The film does provide some possible reasoning for Ted’s actions, but there’s nothing clean-cut. Ted is depicted as conflicted. There are no great overtures about his inexperience, but it’s clear that with his three older brothers and mentors dead, the spotlight is on him, and he’s a deer in the headlights, even before the accident. The filmmakers don’t tell you whether anything Ted does is right or wrong, but Clarke’s performance does tell us that Ted wasn’t equipped to handle this moment. At one point, Ted tells his father, who can barely speak or move as the result of multiple strokes, that he wants to be a great man, but he just doesn't know who he is yet. In return for that honesty, his father slaps him. The filmmakers don't attempt to make Joe Kennedy, Sr. an excuse for his son's actions, but there's no doubt he was a corrupting influence.

Though the film doesn’t feel fulfilling given all that is unknown about the incident, it does linger, because it forces you to consider your own judgement of Kennedy and his actions. The film’s staying power is in forcing its audience to thoughtfully fill in the gaps. Most movies that stick with me in the hours or days after I’ve seen them usually do so because of the filmmaking choices I either loved, hated or was perplexed by. In this case, I was more enamored with the true story itself. The film hints at answers to lingering questions, but it doesn't get lost in unsolved mysteries. It may not be dynamite filmmaking, but the filmmakers know their true story will bolster the plain approach they take.

I think Chappaquiddick can serve as a template for our political storytelling moving forward. I have no doubt that the filmmakers are most interested in getting the story right, rather than telling what they think should be the right story. Storytelling can bridge the partisan divide when it focuses on facts and humanity. We don’t need to be lied to to root for someone. Even though I knew how Chappaquiddick ended, I continually rooted for Ted to do the right thing. I understood that the film had no heroes or villains, just protagonists and antagonists.

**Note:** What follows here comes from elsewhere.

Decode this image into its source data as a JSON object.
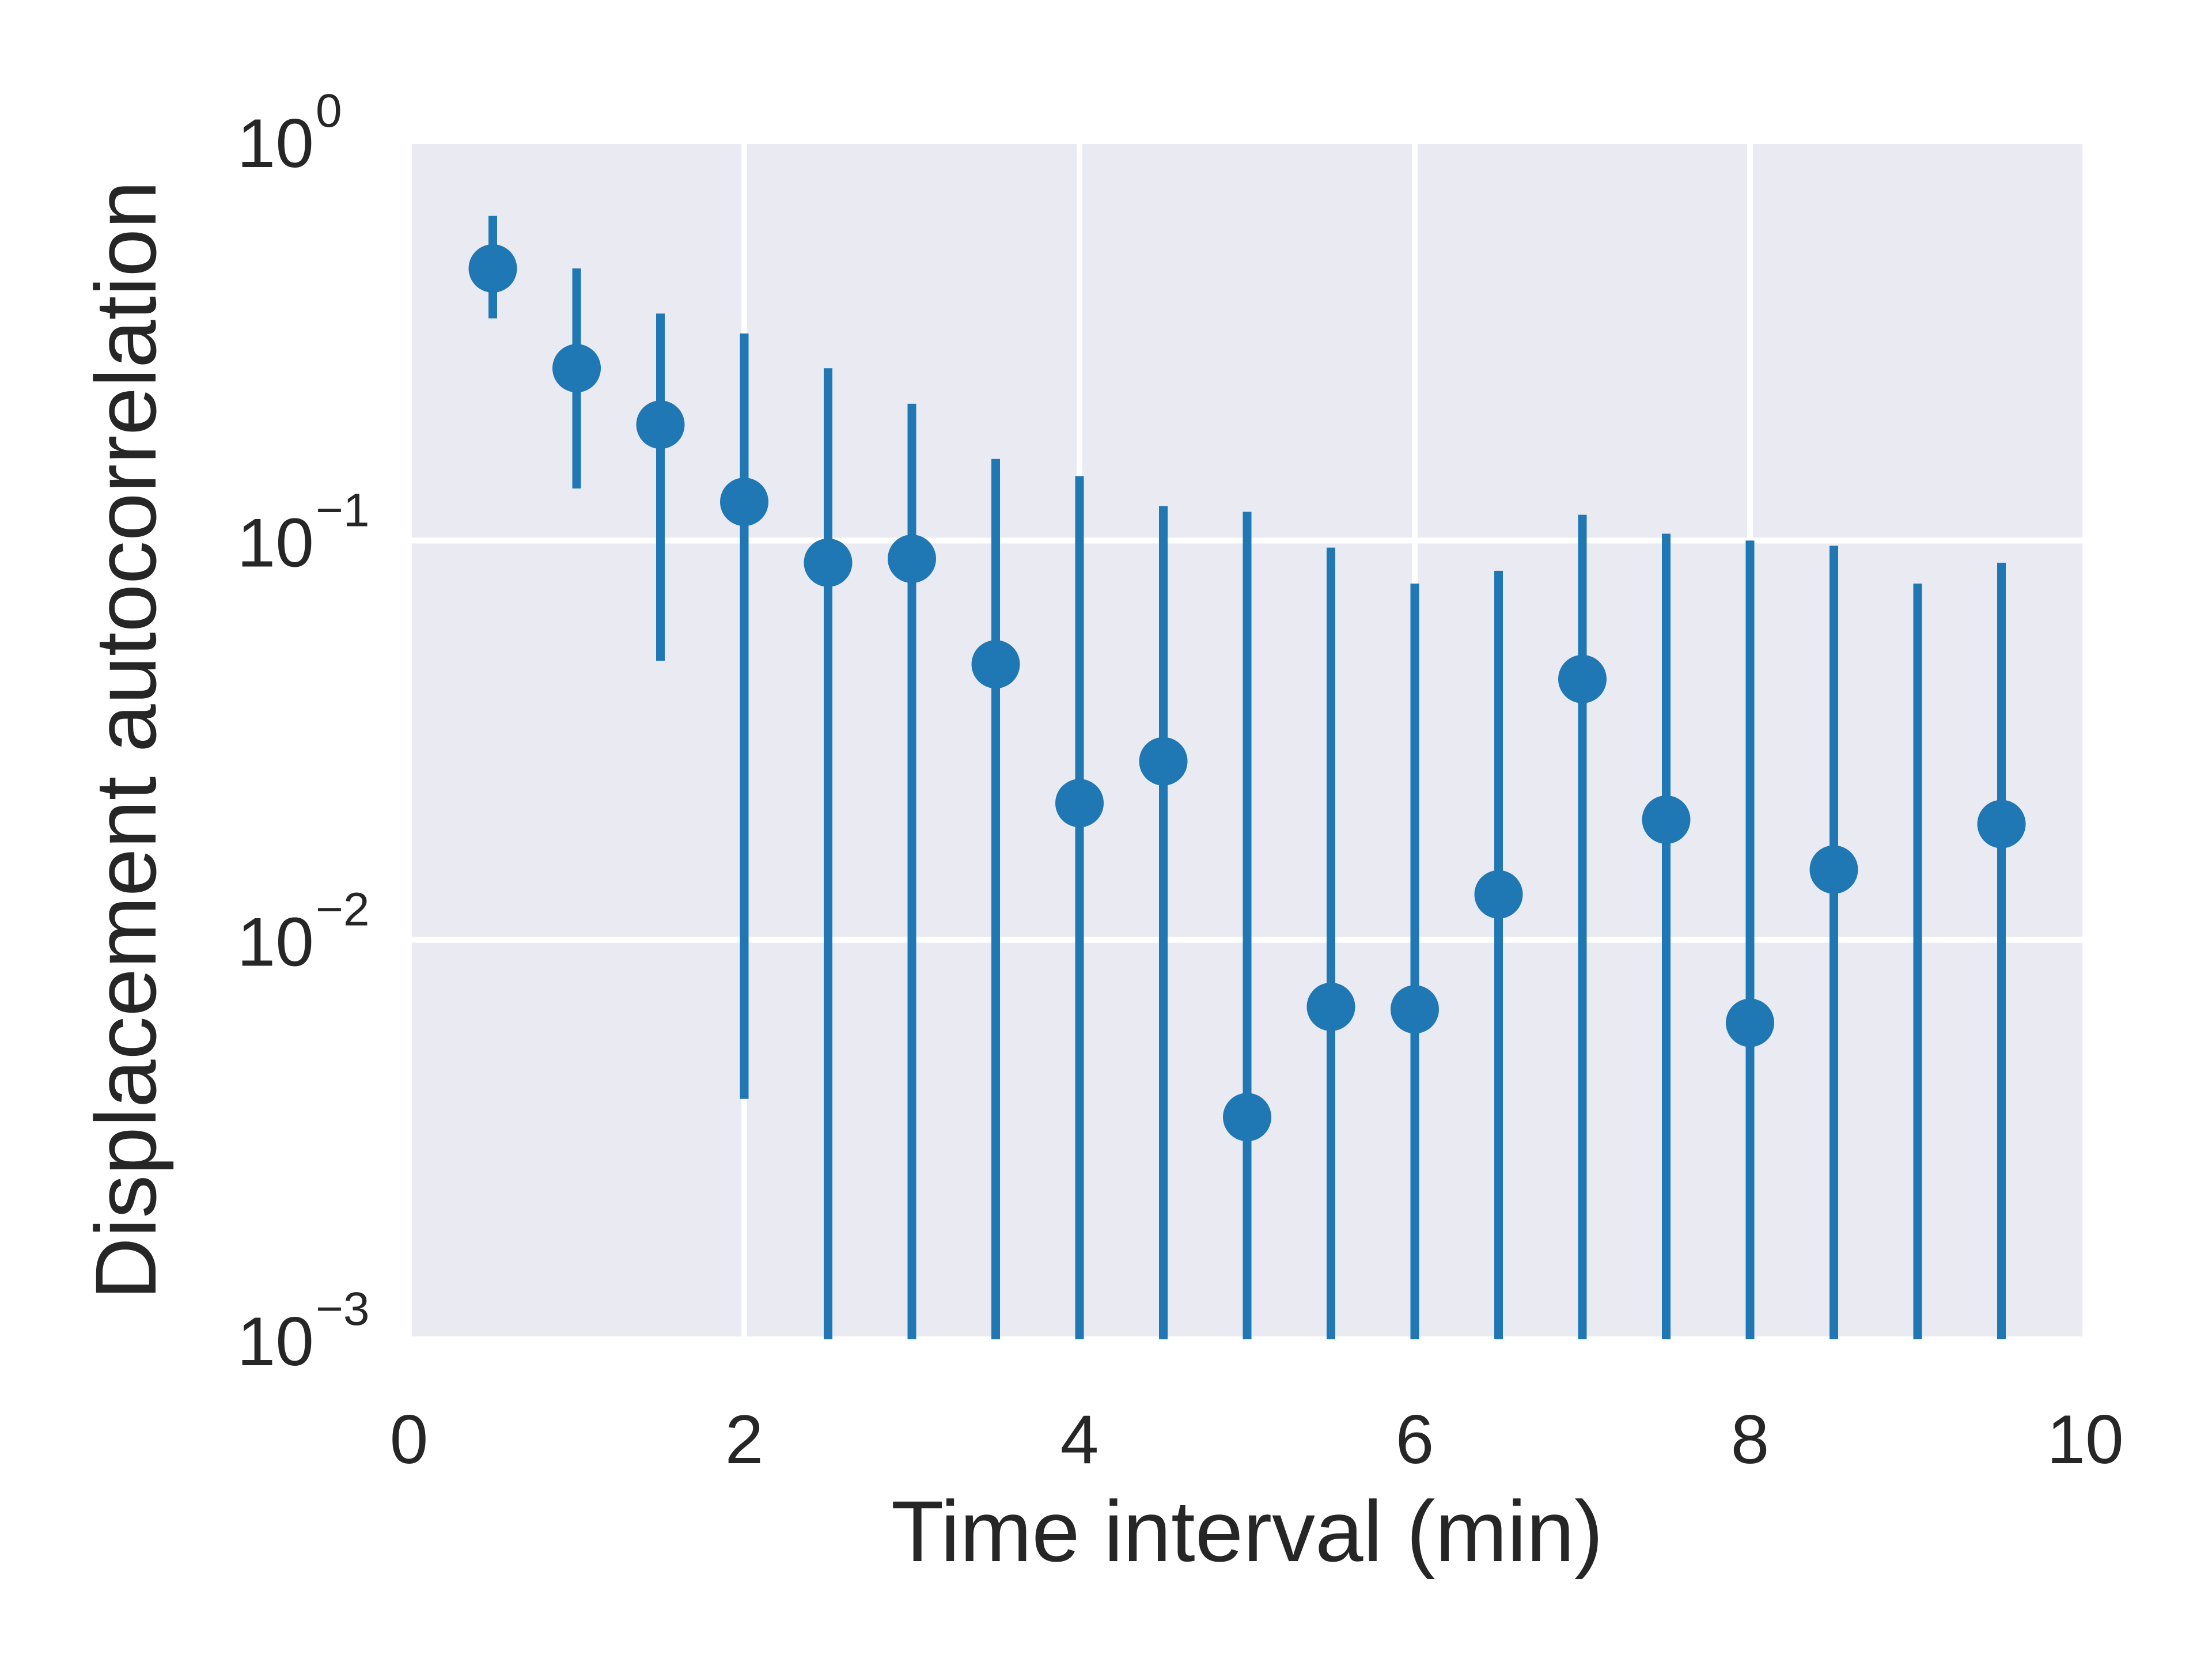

There are great political movies that play with the truth, but it's a needle that can't be threaded without upsetting historians, partisans, or both. Oliver Stone’s Nixon is a movie that I love, but knowing both Stone’s penchant for filling in the gaps of history and the unanswered questions around Nixon himself, the film can’t be fully truthful. I think it achieves emotional truth in conveying who Nixon was as a man, but doesn’t always provide factual truth.* I do think, however, that this is a valid artistic approach, especially in dealing with someone so seemingly unsympathetic as Richard Nixon.

Chappaquiddick, in dealing with such a murky event with a liberal icon at its center, doesn’t have the luxury of being too loose with the facts. If it creates a false reason for Kennedy to have failed to do the right thing, it would be a liberal lionization of a flawed man. If it depicted him as purely cold and conniving, it would be dismissed as a conservative hit piece. Instead, the film presents everything in a very straightforward manner, and whatever greater emotional truth is imparted by the artists is done so sparingly and through subtext. It’s in the look on Ted’s face as he practically sleepwalks through the rest of the night after the accident. It’s in his reaction to his father’s insistence on covering everything up. Ted doesn’t get a dramatic, redemptive confession. It’s up to us as the audience to decide what we think of the man, and that’s exactly the right move for this film to make.

Chappaquiddick won’t spoon feed you sentiment. It may not connect as deeply because of that, but I think it’s a film that will endure, because it won’t ever be on the wrong the side of history; it is history.

 

*This is something I’ve written about before in my review of Steve Jobs, which very clearly took liberties with actual events, but I think managed to express something real about the man Jobs was and who he would become over time.